Inflation has come down a long way from the peak of 10.6% in October 2022 as the ECB quickly raised rates to cool off price rises. It then started cutting them in June as worries about growth came into sharper focus.
High central bank benchmark rates combat inflation by influencing borrowing costs throughout the economy. Higher rates make buying things on credit — whether a car, a house or a new factory — more expensive and thus reduce demand for goods and take pressure off prices. However, higher rates can also dampen growth.
Growth worries got new emphasis after surveys of purchasing managers compiled by S&P Global showed the eurozone economy was contracting in October.

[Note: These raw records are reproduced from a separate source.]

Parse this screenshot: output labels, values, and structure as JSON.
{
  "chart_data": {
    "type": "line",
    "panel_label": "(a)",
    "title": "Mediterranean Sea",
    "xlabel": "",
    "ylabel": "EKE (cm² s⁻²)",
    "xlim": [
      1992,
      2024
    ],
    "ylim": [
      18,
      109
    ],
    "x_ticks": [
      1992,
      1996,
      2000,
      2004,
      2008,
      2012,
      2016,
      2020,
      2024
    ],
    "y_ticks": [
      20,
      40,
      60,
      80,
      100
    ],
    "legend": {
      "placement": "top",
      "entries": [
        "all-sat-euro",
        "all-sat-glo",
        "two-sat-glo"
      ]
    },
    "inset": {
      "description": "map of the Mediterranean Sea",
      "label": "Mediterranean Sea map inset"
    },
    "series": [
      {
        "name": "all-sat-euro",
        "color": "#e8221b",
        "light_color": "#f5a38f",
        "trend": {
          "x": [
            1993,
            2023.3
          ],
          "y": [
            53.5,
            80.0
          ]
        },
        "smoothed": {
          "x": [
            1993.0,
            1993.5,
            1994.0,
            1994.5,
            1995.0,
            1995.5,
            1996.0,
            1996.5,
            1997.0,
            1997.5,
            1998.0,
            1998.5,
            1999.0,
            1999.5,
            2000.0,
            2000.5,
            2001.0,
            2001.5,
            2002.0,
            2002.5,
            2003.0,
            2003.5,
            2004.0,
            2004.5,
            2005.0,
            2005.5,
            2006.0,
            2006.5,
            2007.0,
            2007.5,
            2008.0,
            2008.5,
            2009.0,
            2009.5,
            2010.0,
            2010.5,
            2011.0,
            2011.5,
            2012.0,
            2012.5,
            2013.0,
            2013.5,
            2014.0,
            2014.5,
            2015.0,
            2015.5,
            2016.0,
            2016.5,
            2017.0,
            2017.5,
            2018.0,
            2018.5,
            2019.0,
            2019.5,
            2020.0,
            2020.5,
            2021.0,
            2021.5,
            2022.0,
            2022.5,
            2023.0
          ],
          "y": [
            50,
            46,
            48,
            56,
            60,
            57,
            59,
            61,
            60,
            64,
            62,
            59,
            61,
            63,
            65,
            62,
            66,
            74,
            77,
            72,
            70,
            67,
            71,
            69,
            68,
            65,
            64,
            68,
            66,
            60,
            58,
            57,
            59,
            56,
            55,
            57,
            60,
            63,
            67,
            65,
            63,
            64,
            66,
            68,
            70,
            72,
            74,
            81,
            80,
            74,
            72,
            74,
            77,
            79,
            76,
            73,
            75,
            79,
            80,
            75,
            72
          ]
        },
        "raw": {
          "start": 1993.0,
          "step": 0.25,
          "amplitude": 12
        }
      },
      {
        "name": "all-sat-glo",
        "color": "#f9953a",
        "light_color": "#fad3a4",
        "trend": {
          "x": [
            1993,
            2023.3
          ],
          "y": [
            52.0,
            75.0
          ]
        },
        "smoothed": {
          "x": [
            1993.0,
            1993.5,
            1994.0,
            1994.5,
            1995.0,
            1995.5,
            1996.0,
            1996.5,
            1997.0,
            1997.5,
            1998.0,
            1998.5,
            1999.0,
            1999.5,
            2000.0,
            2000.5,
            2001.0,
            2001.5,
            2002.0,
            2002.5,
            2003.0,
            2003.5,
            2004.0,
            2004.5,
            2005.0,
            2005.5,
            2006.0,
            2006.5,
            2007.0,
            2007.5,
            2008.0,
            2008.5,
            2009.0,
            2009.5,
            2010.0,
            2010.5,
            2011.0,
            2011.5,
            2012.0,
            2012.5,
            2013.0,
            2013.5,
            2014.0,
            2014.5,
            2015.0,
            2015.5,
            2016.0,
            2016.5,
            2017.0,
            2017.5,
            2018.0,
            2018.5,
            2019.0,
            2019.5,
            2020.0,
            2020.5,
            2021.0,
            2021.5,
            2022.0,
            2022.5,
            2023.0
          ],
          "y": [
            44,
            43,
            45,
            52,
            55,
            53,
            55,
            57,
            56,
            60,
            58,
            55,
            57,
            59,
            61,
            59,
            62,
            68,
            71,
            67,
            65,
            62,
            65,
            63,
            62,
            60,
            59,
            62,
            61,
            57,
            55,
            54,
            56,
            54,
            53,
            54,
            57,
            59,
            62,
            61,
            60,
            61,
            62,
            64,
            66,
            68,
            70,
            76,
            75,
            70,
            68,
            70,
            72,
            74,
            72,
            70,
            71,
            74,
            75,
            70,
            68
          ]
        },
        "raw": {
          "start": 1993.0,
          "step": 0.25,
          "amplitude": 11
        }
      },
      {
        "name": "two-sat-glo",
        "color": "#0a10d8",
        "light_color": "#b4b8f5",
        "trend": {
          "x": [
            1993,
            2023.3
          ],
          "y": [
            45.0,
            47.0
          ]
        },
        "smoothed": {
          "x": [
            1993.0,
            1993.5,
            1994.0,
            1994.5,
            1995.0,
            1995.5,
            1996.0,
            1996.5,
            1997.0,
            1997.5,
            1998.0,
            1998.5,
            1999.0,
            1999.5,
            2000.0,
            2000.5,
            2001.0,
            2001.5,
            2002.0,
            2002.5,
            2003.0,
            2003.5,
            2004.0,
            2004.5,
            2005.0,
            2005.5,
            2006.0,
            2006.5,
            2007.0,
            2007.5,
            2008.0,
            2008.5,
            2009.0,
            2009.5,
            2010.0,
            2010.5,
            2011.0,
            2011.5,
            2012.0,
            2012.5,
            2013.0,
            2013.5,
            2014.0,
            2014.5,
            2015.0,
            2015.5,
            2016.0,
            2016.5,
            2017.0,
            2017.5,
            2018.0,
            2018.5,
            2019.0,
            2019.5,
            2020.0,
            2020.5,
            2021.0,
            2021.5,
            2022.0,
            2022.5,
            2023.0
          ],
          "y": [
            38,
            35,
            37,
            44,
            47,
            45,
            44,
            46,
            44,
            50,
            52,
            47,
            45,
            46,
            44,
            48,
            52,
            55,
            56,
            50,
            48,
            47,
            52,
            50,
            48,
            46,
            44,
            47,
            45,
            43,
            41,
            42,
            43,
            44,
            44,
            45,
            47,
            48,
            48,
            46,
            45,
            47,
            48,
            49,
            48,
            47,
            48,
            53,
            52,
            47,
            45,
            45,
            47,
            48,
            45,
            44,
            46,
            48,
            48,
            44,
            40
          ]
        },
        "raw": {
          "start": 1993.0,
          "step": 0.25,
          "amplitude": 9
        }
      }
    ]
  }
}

On top of that come concerns about how US trade policy under incoming President Donald Trump, including possible new tariffs, or import taxes on imported goods, might affect Europe’s export-dependent economy. Trump takes office Jan. 20.
The eurozone’s economic output is expected to grow 0.8% for all of this year and 1.3% next year, according to the European Commission’s most recent forecast.
All that has meant the discussion about the Dec. 12 ECB meeting has focused not on whether the Frankfurt-based bank’s rate council will cut rates, but by how much. Market discussion has included the possibility of a larger than usual half-point cut in the benchmark rate, currently 3.25%.
Inflation in Germany, the eurozone’s largest economy, held steady at 2.4%. That “will strengthen opposition against a 50 basis point cut,” said Carsten Brzeski, global chief of macro at ING bank, using financial jargon for a half-percentage-point cut.
The ECB sets interest rate policy for the European Union member countries that have joined the euro currency.